Zudem beklagten viele Ärztinnen und Ärzte den hohen Zeitaufwand nicht nur für die Installation, sondern auch für das Ausstellen der eAU. Die Übertragung dauere zu lange, Fehlermeldungen kämen oft erst, wenn der Patient beziehungsweise die Patientin bereits die Praxis verlassen habe. Außerdem müsse den Versicherten weiterhin ein gedrucktes Exemplar ausgestellt werden. Das koste ebenfalls Zeit.

Die Praxen sehen so in der eAU keinen Mehrwert, sondern nur mehr bürokratischen Aufwand. Die Zeit fehle dadurch für die Patientinnen und Patienten. Außerdem kritisierten die Ärztinnen und Ärzte, dass die Telematikinfrastruktur (TI) weiterhin störanfällig ist und sie beim Beheben technischer Probleme keine ausreichende Unterstützung erhalten.

„eAU wurde überstürzt eingeführt“

„Leider hat die Umfrage unseren Eindruck bestätigt, dass die eAU überstürzt eingeführt wurde“, sagte Kriedel. „Digitalisierung ist gut, aber es muss gut gemacht sein und ausreichend Zeit für alle Beteiligten geben“, forderte er. Die eAU greife massiv in die Praxisabläufe ein. „Die Technik muss daher unbedingt vorher für alle Systeme und mit allen Beteiligten ausreichend getestet werden“, verlangte Kriedel. Den Praxen empfiehlt er daher, zunächst weiterhin auf die gedruckten Exemplare auszuweichen, bis die Technik einwandfrei funktioniert. Die Versorgung habe Vorrang. Mit rund 90 Millionen Krankschreibungen pro Jahr zählt die AU-Bescheinigung zu den am meisten ausgestellten Bescheinigungen in Arztpraxen.

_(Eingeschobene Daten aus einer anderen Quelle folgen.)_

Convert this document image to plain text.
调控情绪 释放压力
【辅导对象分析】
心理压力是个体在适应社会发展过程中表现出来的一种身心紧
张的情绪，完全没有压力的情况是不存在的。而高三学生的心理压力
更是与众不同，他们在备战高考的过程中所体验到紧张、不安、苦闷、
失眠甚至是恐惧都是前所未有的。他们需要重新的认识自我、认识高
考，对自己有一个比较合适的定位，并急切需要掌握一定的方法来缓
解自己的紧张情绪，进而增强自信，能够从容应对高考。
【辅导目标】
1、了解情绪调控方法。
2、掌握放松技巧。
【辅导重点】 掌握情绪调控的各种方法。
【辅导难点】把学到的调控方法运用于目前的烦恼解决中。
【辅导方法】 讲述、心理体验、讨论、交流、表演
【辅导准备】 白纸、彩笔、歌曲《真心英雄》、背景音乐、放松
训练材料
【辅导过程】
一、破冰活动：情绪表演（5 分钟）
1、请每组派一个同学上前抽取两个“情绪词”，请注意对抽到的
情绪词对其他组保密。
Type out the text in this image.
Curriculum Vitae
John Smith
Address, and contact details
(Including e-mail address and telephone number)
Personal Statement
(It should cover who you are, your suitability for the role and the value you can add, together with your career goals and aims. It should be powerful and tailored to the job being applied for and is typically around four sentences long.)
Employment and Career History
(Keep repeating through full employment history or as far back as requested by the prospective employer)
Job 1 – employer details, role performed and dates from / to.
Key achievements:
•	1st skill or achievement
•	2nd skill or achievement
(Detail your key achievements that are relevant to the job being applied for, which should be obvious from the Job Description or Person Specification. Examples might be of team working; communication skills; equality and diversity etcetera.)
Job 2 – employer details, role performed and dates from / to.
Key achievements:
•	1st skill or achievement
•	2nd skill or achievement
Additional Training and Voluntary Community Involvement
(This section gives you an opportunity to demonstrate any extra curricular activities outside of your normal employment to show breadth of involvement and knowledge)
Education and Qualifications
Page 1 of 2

Das Foto zeigt eine Ärztin, die in ihrem Behandlungszimmer sitzt und in die Tastatur ihres Computers tippt. Vor der Tastatur liegt ein Stethoskop im Hintergrund stehen Medikamente.
Die meisten Niedergelassen sind sehr ernüchtert von den bisher eingeführten digitalen Anwendungen, obwohl sie der Digitalisierung offen gegenüberstehen. Foto: iStock / seb_ra

Kurswechsel in Digitalisierung erwartet

Zu ähnlichen Ergebnissen kommt das PraxisBarometer Digitalisierung 2021. Darin zeigten sich die Befragten sehr ernüchtert von den bisher eingeführten digitalen Anwendungen, obwohl sie der Digitalisierung offen gegenüberstehen. Die Niedergelassenen kritisierten in der Befragung die hohe Fehleranfälligkeit der TI. Ein ungünstiges Kosten-Nutzen-Verhältnis und eine fehlende Nutzerfreundlichkeit sehen mehr als die Hälfte der Ärztinnen und Ärzte sowie Psychotherapeutinnen und Psychotherapeuten als starkes Hemmnis für die Digitalisierung des Gesundheitswesens. „Hier erwarten wir von der neuen Bundesregierung einen Kurswechsel hin zu einer versorgungsrelevanten Digitalisierung“, sagte Dr. Stephan Hofmeister, stellvertretender Vorstandsvorsitzender der KBV. Er forderte, in Zukunft die Praxen mit Nutzen statt Zwang von neuen digitalen Anwendungen zu überzeugen.